Setup
This page covers everything needed to get a remote coast running: preparing the remote host, deploying coast-service, registering the remote, and running your first remote coast.
Host Requirements
| Requirement | Why |
|---|---|
| Docker | Runs coast-service and DinD containers |
GatewayPorts clientspecified in sshd_config |
Allows SSH reverse tunnels for shared services to bind on all interfaces, not just localhost |
| Passwordless sudo for SSH user | The daemon uses sudo rsync and sudo chown for workspace file management (remote workspace directories may be owned by root from coast-service operations) |
Bind mount for /data (not a Docker volume) |
The daemon rsyncs files to the host filesystem via SSH. Named Docker volumes are isolated from the host filesystem and invisible to rsync |
| 50 GB+ disk | Docker images exist on host Docker, in tarballs, and loaded into DinD containers. See disk management for details |
| SSH access | The daemon connects to the remote via SSH for tunnels, rsync, and coast-service API access |
Prepare the Remote Host
On a fresh Linux machine (EC2, GCP, bare metal):
# Install Docker and git
sudo yum install -y docker git # Amazon Linux
# sudo apt-get install -y docker.io git # Ubuntu/Debian
# Enable Docker and add your user to the docker group
sudo systemctl enable docker
sudo systemctl start docker
sudo usermod -aG docker $(whoami)
# Enable GatewayPorts for shared service tunnels
sudo sh -c 'echo "GatewayPorts clientspecified" >> /etc/ssh/sshd_config'
sudo systemctl restart sshd
# Create the data directory with correct ownership
sudo mkdir -p /data && sudo chown $(whoami):$(whoami) /dataLog out and back in for the docker group change to take effect.
Deploy coast-service
Clone the repository and build the production image:
git clone https://github.com/coast-guard/coasts.git
cd coasts && git checkout <branch>
docker build -t coast-service -f Dockerfile.coast-service .Run it with a bind mount (not a Docker volume):
docker run -d \
--name coast-service \
--privileged \
-p 31420:31420 \
-v /var/run/docker.sock:/var/run/docker.sock \
-v /data:/data \
coast-serviceVerify it is running:
curl http://localhost:31420/health
# okWhy --privileged
coast-service manages Docker-in-Docker containers. The --privileged flag grants the container the capabilities needed to run nested Docker daemons.
Why bind mount, not Docker volume
The daemon rsyncs workspace files from your laptop to the remote host via SSH. Those files land on the host filesystem at /data/workspaces/{project}/{instance}/. If /data were a named Docker volume, the files would be isolated inside Docker's storage and invisible to coast-service running inside the container.
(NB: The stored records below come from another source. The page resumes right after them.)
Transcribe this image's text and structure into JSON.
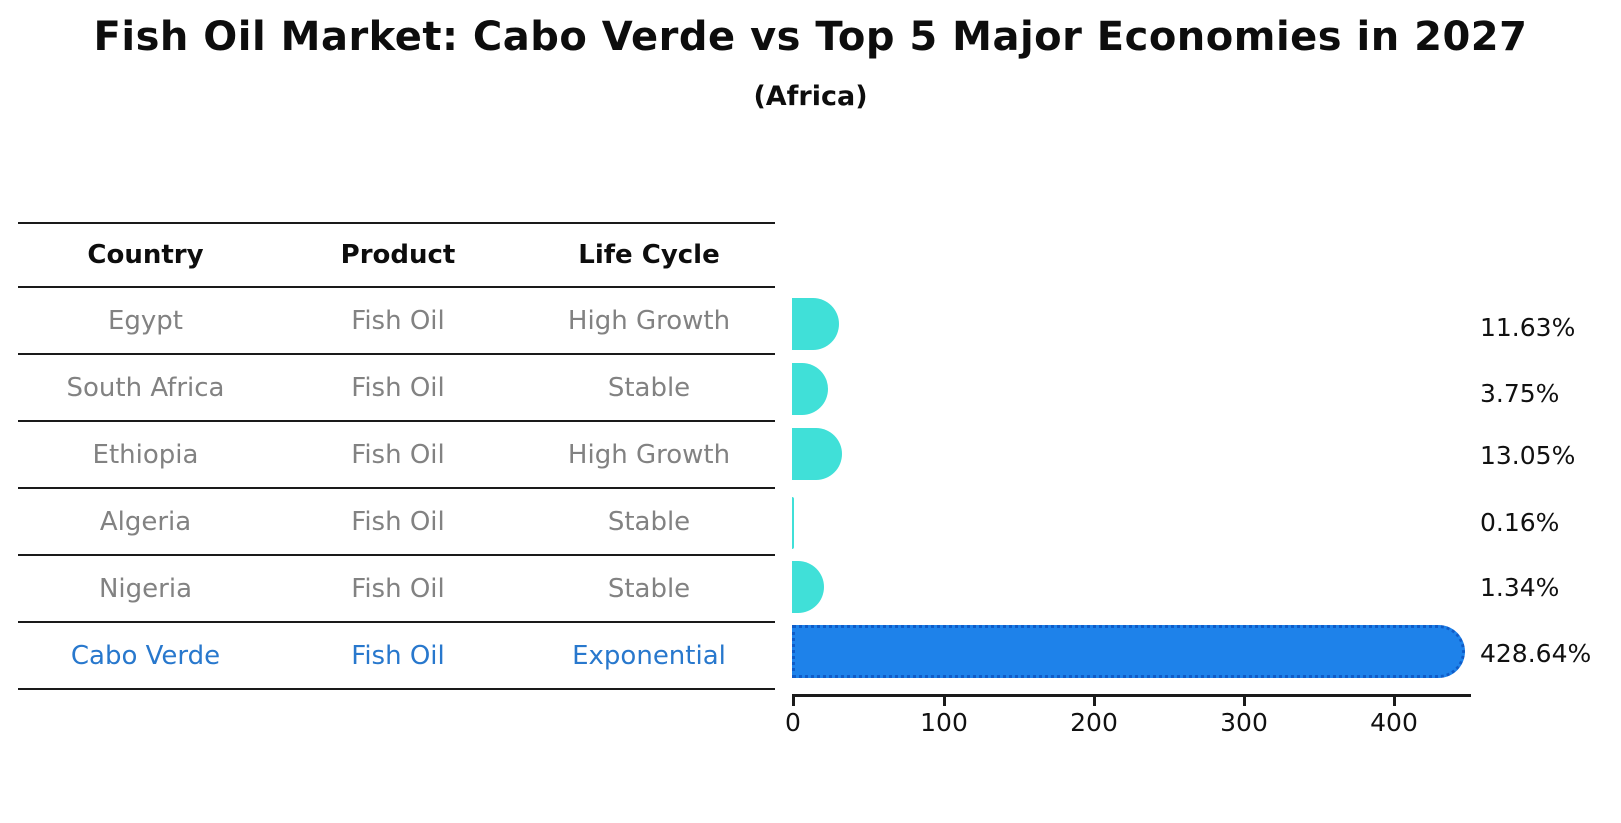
{
  "title": "Fish Oil Market: Cabo Verde vs Top 5 Major Economies in 2027",
  "subtitle": "(Africa)",
  "table": {
    "headers": [
      "Country",
      "Product",
      "Life Cycle"
    ],
    "rows": [
      {
        "country": "Egypt",
        "product": "Fish Oil",
        "life_cycle": "High Growth"
      },
      {
        "country": "South Africa",
        "product": "Fish Oil",
        "life_cycle": "Stable"
      },
      {
        "country": "Ethiopia",
        "product": "Fish Oil",
        "life_cycle": "High Growth"
      },
      {
        "country": "Algeria",
        "product": "Fish Oil",
        "life_cycle": "Stable"
      },
      {
        "country": "Nigeria",
        "product": "Fish Oil",
        "life_cycle": "Stable"
      },
      {
        "country": "Cabo Verde",
        "product": "Fish Oil",
        "life_cycle": "Exponential"
      }
    ]
  },
  "chart_data": {
    "type": "bar",
    "orientation": "horizontal",
    "categories": [
      "Egypt",
      "South Africa",
      "Ethiopia",
      "Algeria",
      "Nigeria",
      "Cabo Verde"
    ],
    "values": [
      11.63,
      3.75,
      13.05,
      0.16,
      1.34,
      428.64
    ],
    "value_labels": [
      "11.63%",
      "3.75%",
      "13.05%",
      "0.16%",
      "1.34%",
      "428.64%"
    ],
    "highlight_index": 5,
    "x_ticks": [
      0,
      100,
      200,
      300,
      400
    ],
    "xlim": [
      0,
      452
    ],
    "grid": false,
    "legend": "none",
    "bar_color": "#40e0d8",
    "highlight_bar_color": "#1e82ea",
    "highlight_text_color": "#2878cd",
    "unit": "percent"
  }
}
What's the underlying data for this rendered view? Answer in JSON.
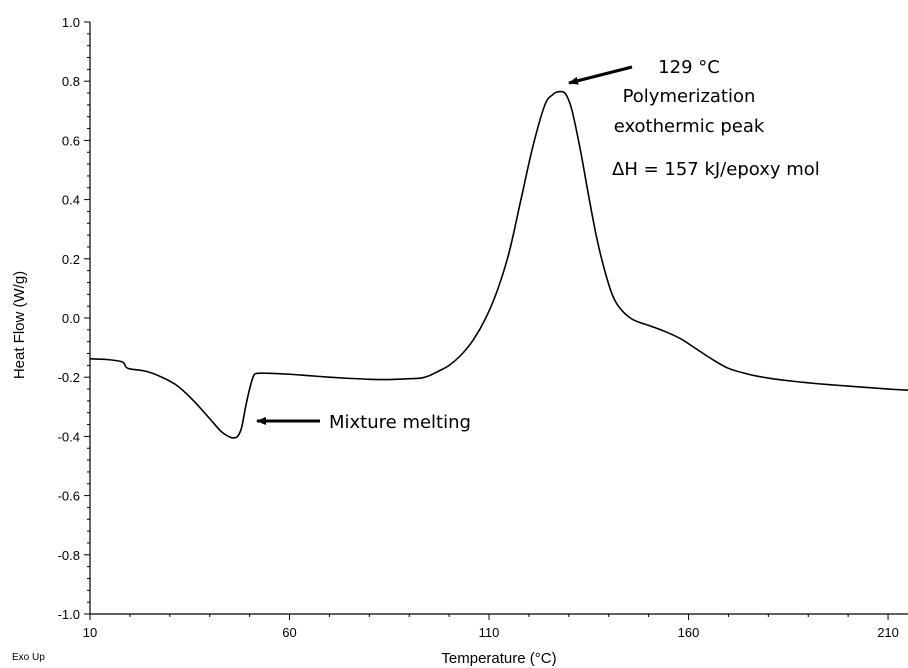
{
  "chart_data": {
    "type": "line",
    "xlabel": "Temperature (°C)",
    "ylabel": "Heat Flow (W/g)",
    "corner_label": "Exo Up",
    "xlim": [
      10,
      215
    ],
    "ylim": [
      -1.0,
      1.0
    ],
    "x_ticks": [
      10,
      60,
      110,
      160,
      210
    ],
    "x_tick_labels": [
      "10",
      "60",
      "110",
      "160",
      "210"
    ],
    "y_ticks": [
      -1.0,
      -0.8,
      -0.6,
      -0.4,
      -0.2,
      0.0,
      0.2,
      0.4,
      0.6,
      0.8,
      1.0
    ],
    "y_tick_labels": [
      "-1.0",
      "-0.8",
      "-0.6",
      "-0.4",
      "-0.2",
      "0.0",
      "0.2",
      "0.4",
      "0.6",
      "0.8",
      "1.0"
    ],
    "grid": false,
    "line_color": "#000000",
    "series": [
      {
        "x": [
          10,
          14,
          18,
          19,
          20,
          24,
          28,
          32,
          36,
          40,
          43,
          45,
          46,
          47,
          48,
          49,
          50,
          51,
          52,
          55,
          60,
          65,
          70,
          75,
          80,
          85,
          90,
          93,
          95,
          97,
          100,
          103,
          106,
          109,
          112,
          115,
          118,
          121,
          124,
          126,
          127,
          128,
          129,
          130,
          131,
          133,
          135,
          137,
          139,
          141,
          143,
          146,
          150,
          154,
          158,
          162,
          166,
          170,
          175,
          180,
          185,
          190,
          195,
          200,
          205,
          210,
          215
        ],
        "y": [
          -0.138,
          -0.14,
          -0.148,
          -0.165,
          -0.172,
          -0.18,
          -0.2,
          -0.23,
          -0.28,
          -0.34,
          -0.385,
          -0.402,
          -0.405,
          -0.4,
          -0.37,
          -0.3,
          -0.24,
          -0.195,
          -0.187,
          -0.187,
          -0.19,
          -0.195,
          -0.2,
          -0.204,
          -0.207,
          -0.208,
          -0.205,
          -0.203,
          -0.195,
          -0.182,
          -0.16,
          -0.125,
          -0.075,
          -0.005,
          0.09,
          0.22,
          0.4,
          0.58,
          0.72,
          0.755,
          0.763,
          0.765,
          0.76,
          0.735,
          0.69,
          0.56,
          0.41,
          0.27,
          0.16,
          0.075,
          0.03,
          -0.005,
          -0.025,
          -0.045,
          -0.07,
          -0.105,
          -0.14,
          -0.17,
          -0.19,
          -0.203,
          -0.212,
          -0.219,
          -0.225,
          -0.23,
          -0.235,
          -0.24,
          -0.244
        ]
      }
    ],
    "annotations": [
      {
        "text": "129 °C"
      },
      {
        "text": "Polymerization"
      },
      {
        "text": "exothermic peak"
      },
      {
        "text": "ΔH = 157 kJ/epoxy mol"
      },
      {
        "text": "Mixture melting"
      }
    ]
  }
}
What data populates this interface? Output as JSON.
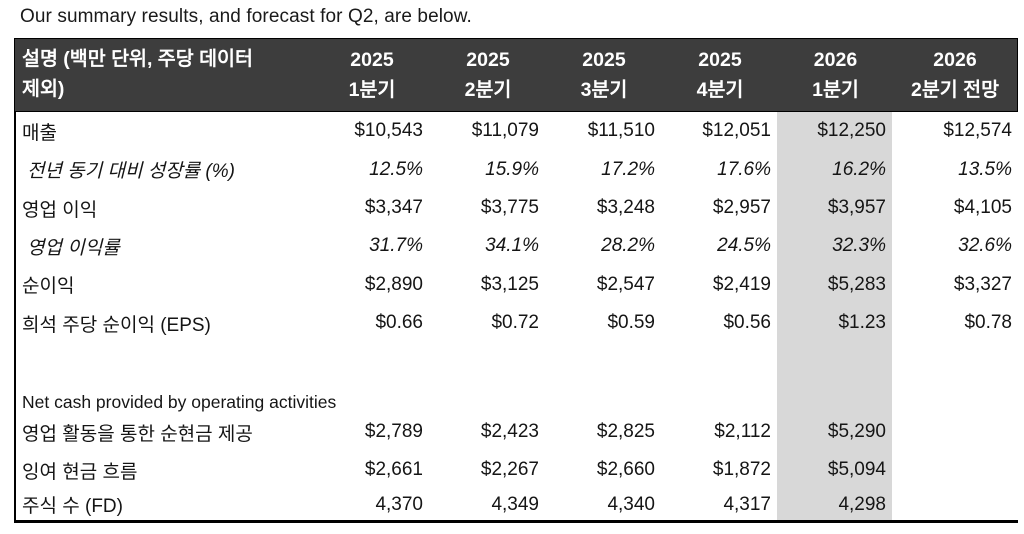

Use -v /data:/data (bind mount), not -v coast-data:/data (named volume).
Register the Remote
On your local machine:
coast remote add my-vm ubuntu@10.0.0.1 --key ~/.ssh/my_keyWith a custom SSH port:
coast remote add my-vm ubuntu@10.0.0.1:2222 --key ~/.ssh/coast_keyTest connectivity:
coast remote test my-vmThis verifies SSH access, checks that coast-service is reachable on port 31420 over the SSH tunnel, and reports the remote's architecture and coast-service version.
Build and Run
# Build on the remote (uses the remote's native architecture)
coast build --type remote
# Run a remote coast instance
coast run dev-1 --type remoteAfter this, all standard commands work:
coast ps dev-1 # service status
coast exec dev-1 -- bash # shell into remote DinD
coast logs dev-1 # stream service logs
coast assign dev-1 --worktree feature/x # switch worktree
coast checkout dev-1 # canonical ports → dev-1
coast ports dev-1 # show port mappingsMultiple Remotes
You can register more than one remote machine:
coast remote add dev-server ubuntu@10.0.0.1 --key ~/.ssh/key1
coast remote add gpu-box ubuntu@10.0.0.2 --key ~/.ssh/key2
coast remote lsWhen running or building, specify which remote to target:
coast build --type remote --remote gpu-box
coast run dev-1 --type remote --remote gpu-boxIf only one remote is registered, it is selected automatically.
Local Dev Setup
For developing coast-service itself, use the dev container which includes DinD, sshd, and cargo-watch hot reload:
make coast-service-devThen register the dev container as a remote:
coast remote add dev-vm root@localhost:2222 --key $(pwd)/.dev/ssh/coast_dev_key
coast remote test dev-vmUse absolute paths for the --key flag.